Jeszcze gorzej na tle Jarosława Kaczyńskiego i Zbigniewa Ziobry wypada Zyta Gilowska. Ona w II turze dostałaby 17 procent głosów - podczas gdy Komorowski zdobyłby wtedy aż 73-procentowe poparcie. – Te wyniki pokazują, że emocje związane z tragiczną śmiercią prezydenta Lecha Kaczyńskiego powoli opadają, a ludzie przypominają sobie, iż nie darzyli go zbyt wielką sympatią – uważa politolog Wojciech Jabłoński z Uniwersytetu Warszawskiego.
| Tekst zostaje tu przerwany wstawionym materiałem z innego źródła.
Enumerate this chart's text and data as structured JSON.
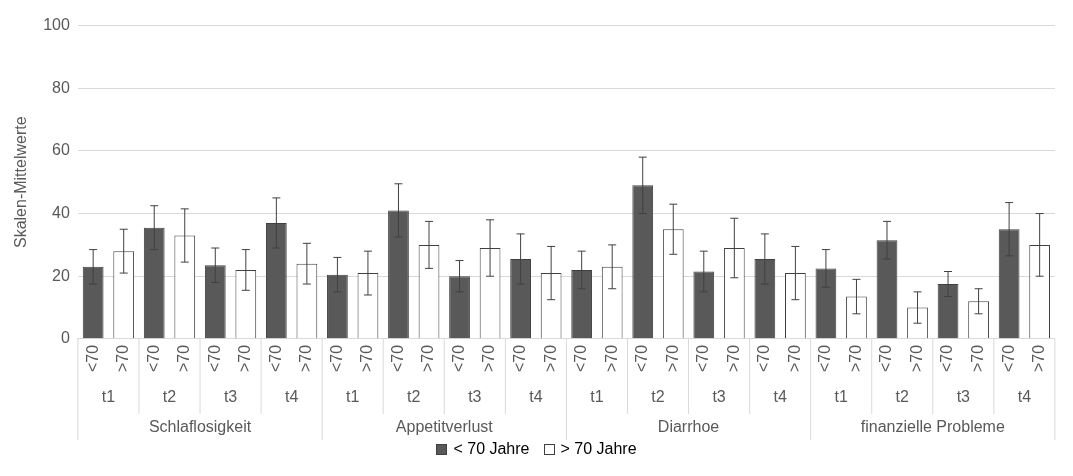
{
  "chart_data": {
    "type": "bar",
    "ylabel": "Skalen-Mittelwerte",
    "categories": [
      "<70",
      ">70",
      "<70",
      ">70",
      "<70",
      ">70",
      "<70",
      ">70",
      "<70",
      ">70",
      "<70",
      ">70",
      "<70",
      ">70",
      "<70",
      ">70",
      "<70",
      ">70",
      "<70",
      ">70",
      "<70",
      ">70",
      "<70",
      ">70",
      "<70",
      ">70",
      "<70",
      ">70",
      "<70",
      ">70",
      "<70",
      ">70"
    ],
    "series": [
      {
        "name": "< 70 Jahre",
        "color": "#595959",
        "values": [
          23,
          null,
          35.5,
          null,
          23.5,
          null,
          37,
          null,
          20.5,
          null,
          41,
          null,
          20,
          null,
          25.5,
          null,
          22,
          null,
          49,
          null,
          21.5,
          null,
          25.5,
          null,
          22.5,
          null,
          31.5,
          null,
          17.5,
          null,
          35,
          null
        ],
        "errors": [
          5.5,
          null,
          7,
          null,
          5.5,
          null,
          8,
          null,
          5.5,
          null,
          8.5,
          null,
          5,
          null,
          8,
          null,
          6,
          null,
          9,
          null,
          6.5,
          null,
          8,
          null,
          6,
          null,
          6,
          null,
          4,
          null,
          8.5,
          null
        ]
      },
      {
        "name": "> 70 Jahre",
        "color": "#ffffff",
        "values": [
          null,
          28,
          null,
          33,
          null,
          22,
          null,
          24,
          null,
          21,
          null,
          30,
          null,
          29,
          null,
          21,
          null,
          23,
          null,
          35,
          null,
          29,
          null,
          21,
          null,
          13.5,
          null,
          10,
          null,
          12,
          null,
          30
        ],
        "errors": [
          null,
          7,
          null,
          8.5,
          null,
          6.5,
          null,
          6.5,
          null,
          7,
          null,
          7.5,
          null,
          9,
          null,
          8.5,
          null,
          7,
          null,
          8,
          null,
          9.5,
          null,
          8.5,
          null,
          5.5,
          null,
          5,
          null,
          4,
          null,
          10
        ]
      }
    ],
    "annotations": [
      "t1",
      "t2",
      "t3",
      "t4",
      "t1",
      "t2",
      "t3",
      "t4",
      "t1",
      "t2",
      "t3",
      "t4",
      "t1",
      "t2",
      "t3",
      "t4",
      "Schlaflosigkeit",
      "Appetitverlust",
      "Diarrhoe",
      "finanzielle Probleme"
    ],
    "ylim": [
      0,
      100
    ],
    "yticks": [
      0,
      20,
      40,
      60,
      80,
      100
    ],
    "grid": "y",
    "legend": "bottom"
  }
}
Zdaniem Jabłońskiego wyniki sondażu wskazują na to, że kandydatem PiS powinien być, mimo wszystko, Jarosław Kaczyński. – Tylko on ma szansę na zdyskontowanie emocji związanych z katastrofą – mówi politolog. Jabłoński zwraca uwagę, że nawet w przypadku porażki uzyskałby on najlepszy wynik spośród wszystkich polityków PiS. - Jeżeli do wyborów stanie sam Kaczyński i również je przegra, ale z lepszym wynikiem, to ma szanse utrzymać przywództwo i zmobilizować elektorat do przyszłorocznych wyborów parlamentarnych – podkreśla politolog.